There is one edge case: if the model fits in a single node with multiple GPUs, but the number of GPUs cannot divide the model size evenly, you can use pipeline parallelism, which splits the model along layers and supports uneven splits. In this case, the tensor parallel size should be 1 and the pipeline parallel size should be the number of GPUs.

Distributed Inference and Serving#

vLLM supports distributed tensor-parallel inference and serving. Currently, we support Megatron-LM’s tensor parallel algorithm. We also support pipeline parallel as a beta feature for online serving. We manage the distributed runtime with either Ray or python native multiprocessing. Multiprocessing can be used when deploying on a single node, multi-node inferencing currently requires Ray.

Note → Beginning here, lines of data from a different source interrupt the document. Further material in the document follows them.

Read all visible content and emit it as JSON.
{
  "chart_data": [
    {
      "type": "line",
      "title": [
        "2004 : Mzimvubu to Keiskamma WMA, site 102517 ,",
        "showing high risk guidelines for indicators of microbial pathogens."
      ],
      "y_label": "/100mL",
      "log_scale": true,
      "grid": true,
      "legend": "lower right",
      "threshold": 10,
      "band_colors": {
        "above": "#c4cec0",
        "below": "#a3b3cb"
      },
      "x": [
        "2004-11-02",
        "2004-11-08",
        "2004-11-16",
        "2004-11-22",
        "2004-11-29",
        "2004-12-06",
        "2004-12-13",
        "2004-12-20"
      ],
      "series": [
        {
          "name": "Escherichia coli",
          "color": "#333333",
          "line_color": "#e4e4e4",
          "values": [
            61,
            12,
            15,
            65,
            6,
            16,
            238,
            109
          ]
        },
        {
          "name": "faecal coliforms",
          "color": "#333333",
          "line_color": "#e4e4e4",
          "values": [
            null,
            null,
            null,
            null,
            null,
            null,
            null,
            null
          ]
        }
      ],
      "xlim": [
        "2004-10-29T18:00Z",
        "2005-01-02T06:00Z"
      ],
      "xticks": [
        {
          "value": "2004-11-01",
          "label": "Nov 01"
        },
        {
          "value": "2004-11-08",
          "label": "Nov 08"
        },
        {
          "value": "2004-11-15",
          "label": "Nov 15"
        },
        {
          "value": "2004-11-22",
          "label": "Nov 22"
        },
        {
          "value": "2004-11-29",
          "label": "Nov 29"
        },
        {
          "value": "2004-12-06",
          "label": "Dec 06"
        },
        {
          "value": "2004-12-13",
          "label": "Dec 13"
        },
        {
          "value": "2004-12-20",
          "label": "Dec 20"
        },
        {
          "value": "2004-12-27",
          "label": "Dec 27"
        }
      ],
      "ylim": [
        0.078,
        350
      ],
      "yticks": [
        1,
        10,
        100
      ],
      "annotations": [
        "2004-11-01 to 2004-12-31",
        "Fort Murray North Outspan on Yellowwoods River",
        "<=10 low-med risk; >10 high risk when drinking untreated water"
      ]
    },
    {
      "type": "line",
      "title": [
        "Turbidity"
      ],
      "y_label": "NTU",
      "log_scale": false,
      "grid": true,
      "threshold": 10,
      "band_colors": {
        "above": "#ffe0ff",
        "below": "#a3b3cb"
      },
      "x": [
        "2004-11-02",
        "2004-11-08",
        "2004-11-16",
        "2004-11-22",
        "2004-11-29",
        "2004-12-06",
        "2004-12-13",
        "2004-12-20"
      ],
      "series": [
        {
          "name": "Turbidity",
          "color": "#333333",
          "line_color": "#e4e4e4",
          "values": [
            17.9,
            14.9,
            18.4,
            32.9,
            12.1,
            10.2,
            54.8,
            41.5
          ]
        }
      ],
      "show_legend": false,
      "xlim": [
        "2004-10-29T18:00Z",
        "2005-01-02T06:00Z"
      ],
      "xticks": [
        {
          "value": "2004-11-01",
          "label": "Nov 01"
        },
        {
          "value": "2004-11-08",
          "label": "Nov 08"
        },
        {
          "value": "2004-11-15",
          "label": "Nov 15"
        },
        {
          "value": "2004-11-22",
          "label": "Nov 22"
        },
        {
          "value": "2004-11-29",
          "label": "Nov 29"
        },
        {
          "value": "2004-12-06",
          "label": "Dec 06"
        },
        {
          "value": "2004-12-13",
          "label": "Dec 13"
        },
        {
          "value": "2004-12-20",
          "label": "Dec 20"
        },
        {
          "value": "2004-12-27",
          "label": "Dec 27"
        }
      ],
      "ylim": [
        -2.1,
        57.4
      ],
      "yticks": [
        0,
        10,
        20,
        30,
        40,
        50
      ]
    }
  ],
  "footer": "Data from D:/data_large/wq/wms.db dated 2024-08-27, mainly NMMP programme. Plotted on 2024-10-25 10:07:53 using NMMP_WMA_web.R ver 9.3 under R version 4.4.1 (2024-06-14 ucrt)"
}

Multiprocessing will be used by default when not running in a Ray placement group and if there are sufficient GPUs available on the same node for the configured tensor_parallel_size, otherwise Ray will be used. This default can be overridden via the LLM class distributed-executor-backend argument or --distributed-executor-backend API server argument. Set it to mp for multiprocessing or ray for Ray. It’s not required for Ray to be installed for the multiprocessing case.

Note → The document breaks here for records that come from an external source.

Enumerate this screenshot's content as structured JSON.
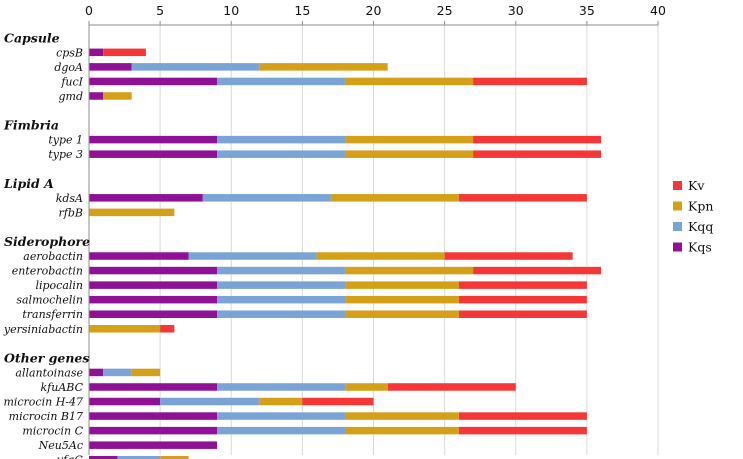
{
  "chart_data": {
    "type": "bar",
    "orientation": "horizontal",
    "stacked": true,
    "title": "",
    "xlabel": "",
    "ylabel": "",
    "xlim": [
      0,
      40
    ],
    "x_ticks": [
      0,
      5,
      10,
      15,
      20,
      25,
      30,
      35,
      40
    ],
    "x_axis_position": "top",
    "grid": true,
    "legend_position": "right",
    "groups": [
      {
        "label": "Capsule",
        "categories": [
          "cpsB",
          "dgoA",
          "fucI",
          "gmd"
        ]
      },
      {
        "label": "Fimbria",
        "categories": [
          "type 1",
          "type 3"
        ]
      },
      {
        "label": "Lipid A",
        "categories": [
          "kdsA",
          "rfbB"
        ]
      },
      {
        "label": "Siderophore",
        "categories": [
          "aerobactin",
          "enterobactin",
          "lipocalin",
          "salmochelin",
          "transferrin",
          "yersiniabactin"
        ]
      },
      {
        "label": "Other genes",
        "categories": [
          "allantoinase",
          "kfuABC",
          "microcin H-47",
          "microcin B17",
          "microcin C",
          "Neu5Ac",
          "yfgG"
        ]
      }
    ],
    "categories": [
      "cpsB",
      "dgoA",
      "fucI",
      "gmd",
      "type 1",
      "type 3",
      "kdsA",
      "rfbB",
      "aerobactin",
      "enterobactin",
      "lipocalin",
      "salmochelin",
      "transferrin",
      "yersiniabactin",
      "allantoinase",
      "kfuABC",
      "microcin H-47",
      "microcin B17",
      "microcin C",
      "Neu5Ac",
      "yfgG"
    ],
    "series": [
      {
        "name": "Kqs",
        "color": "#8e1196",
        "values": [
          1,
          3,
          9,
          1,
          9,
          9,
          8,
          0,
          7,
          9,
          9,
          9,
          9,
          0,
          1,
          9,
          5,
          9,
          9,
          9,
          2
        ]
      },
      {
        "name": "Kqq",
        "color": "#7aa3d6",
        "values": [
          0,
          9,
          9,
          0,
          9,
          9,
          9,
          0,
          9,
          9,
          9,
          9,
          9,
          0,
          2,
          9,
          7,
          9,
          9,
          0,
          3
        ]
      },
      {
        "name": "Kpn",
        "color": "#d4a017",
        "values": [
          0,
          9,
          9,
          2,
          9,
          9,
          9,
          6,
          9,
          9,
          8,
          8,
          8,
          5,
          2,
          3,
          3,
          8,
          8,
          0,
          2
        ]
      },
      {
        "name": "Kv",
        "color": "#f53737",
        "values": [
          3,
          0,
          8,
          0,
          9,
          9,
          9,
          0,
          9,
          9,
          9,
          9,
          9,
          1,
          0,
          9,
          5,
          9,
          9,
          0,
          0
        ]
      }
    ],
    "legend_order": [
      "Kv",
      "Kpn",
      "Kqq",
      "Kqs"
    ]
  }
}
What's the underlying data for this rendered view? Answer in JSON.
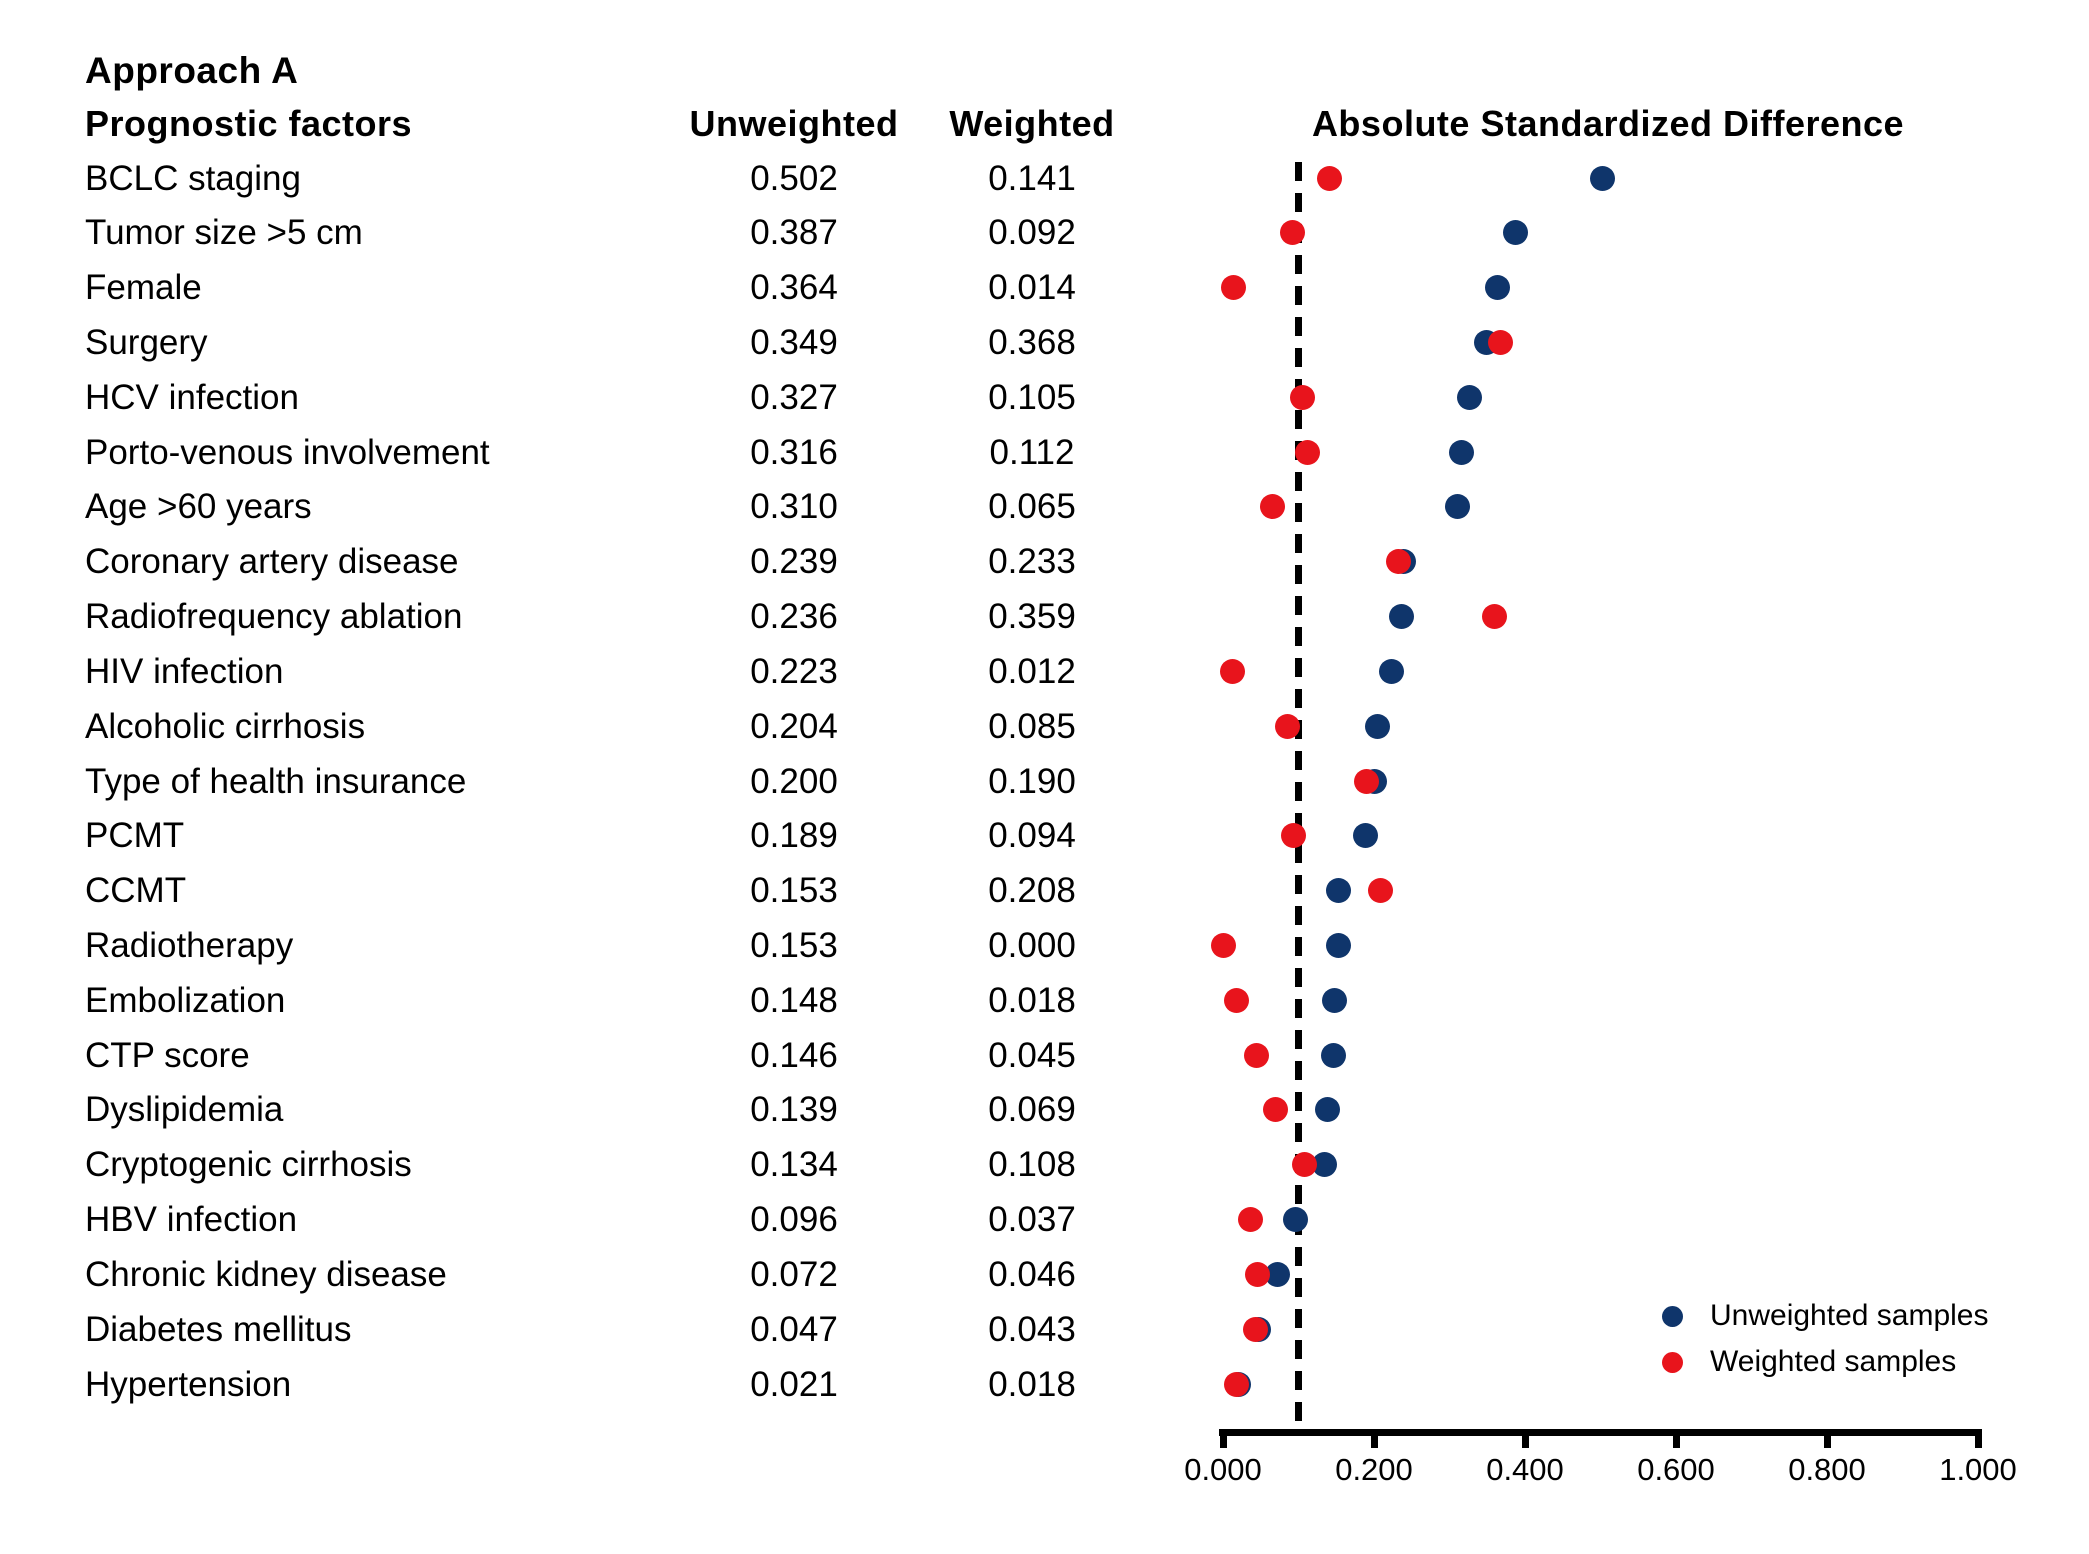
{
  "title": "Approach A",
  "columns": {
    "factors": "Prognostic factors",
    "unweighted": "Unweighted",
    "weighted": "Weighted",
    "chart": "Absolute Standardized Difference"
  },
  "legend": [
    {
      "label": "Unweighted samples",
      "color": "#0f356b"
    },
    {
      "label": "Weighted samples",
      "color": "#e8141c"
    }
  ],
  "chart_data": {
    "type": "scatter",
    "title": "Absolute Standardized Difference",
    "categories": [
      "BCLC staging",
      "Tumor size >5 cm",
      "Female",
      "Surgery",
      "HCV infection",
      "Porto-venous involvement",
      "Age >60 years",
      "Coronary artery disease",
      "Radiofrequency ablation",
      "HIV infection",
      "Alcoholic cirrhosis",
      "Type of health insurance",
      "PCMT",
      "CCMT",
      "Radiotherapy",
      "Embolization",
      "CTP score",
      "Dyslipidemia",
      "Cryptogenic cirrhosis",
      "HBV infection",
      "Chronic kidney disease",
      "Diabetes mellitus",
      "Hypertension"
    ],
    "series": [
      {
        "name": "Unweighted samples",
        "color": "#0f356b",
        "values": [
          0.502,
          0.387,
          0.364,
          0.349,
          0.327,
          0.316,
          0.31,
          0.239,
          0.236,
          0.223,
          0.204,
          0.2,
          0.189,
          0.153,
          0.153,
          0.148,
          0.146,
          0.139,
          0.134,
          0.096,
          0.072,
          0.047,
          0.021
        ]
      },
      {
        "name": "Weighted samples",
        "color": "#e8141c",
        "values": [
          0.141,
          0.092,
          0.014,
          0.368,
          0.105,
          0.112,
          0.065,
          0.233,
          0.359,
          0.012,
          0.085,
          0.19,
          0.094,
          0.208,
          0.0,
          0.018,
          0.045,
          0.069,
          0.108,
          0.037,
          0.046,
          0.043,
          0.018
        ]
      }
    ],
    "xlim": [
      0.0,
      1.0
    ],
    "x_ticks": [
      "0.000",
      "0.200",
      "0.400",
      "0.600",
      "0.800",
      "1.000"
    ],
    "reference_line": 0.1,
    "grid": false,
    "legend_position": "bottom-right",
    "value_format_decimals": 3
  }
}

To run multi-GPU inference with the LLM class, set the tensor_parallel_size argument to the number of GPUs you want to use. For example, to run inference on 4 GPUs:

from vllm import LLM
llm = LLM("facebook/opt-13b", tensor_parallel_size=4)
output = llm.generate("San Franciso is a")

To run multi-GPU serving, pass in the --tensor-parallel-size argument when starting the server. For example, to run API server on 4 GPUs:

$ python -m vllm.entrypoints.openai.api_server \
$     --model facebook/opt-13b \
$     --tensor-parallel-size 4

You can also additionally specify --pipeline-parallel-size to enable pipeline parallelism. For example, to run API server on 8 GPUs with pipeline parallelism and tensor parallelism:

$ python -m vllm.entrypoints.openai.api_server \
$     --model gpt2 \
$     --tensor-parallel-size 4 \
$     --pipeline-parallel-size 2 \
$     --distributed-executor-backend ray

Note

Pipeline parallel is a beta feature. It is only supported for online serving and the ray backend for now, as well as LLaMa and GPT2 style models.

To scale vLLM beyond a single machine, install and start a Ray runtime via CLI before running vLLM:

$ pip install ray

$ # On head node
$ ray start --head

$ # On worker nodes
$ ray start --address=<ray-head-address>

After that, you can run inference and serving on multiple machines by launching the vLLM process on the head node by setting tensor_parallel_size multiplied by pipeline_parallel_size to the number of GPUs to be the total number of GPUs across all machines.

Warning

Please make sure you downloaded the model to all the nodes, or the model is downloaded to some distributed file system that is accessible by all nodes.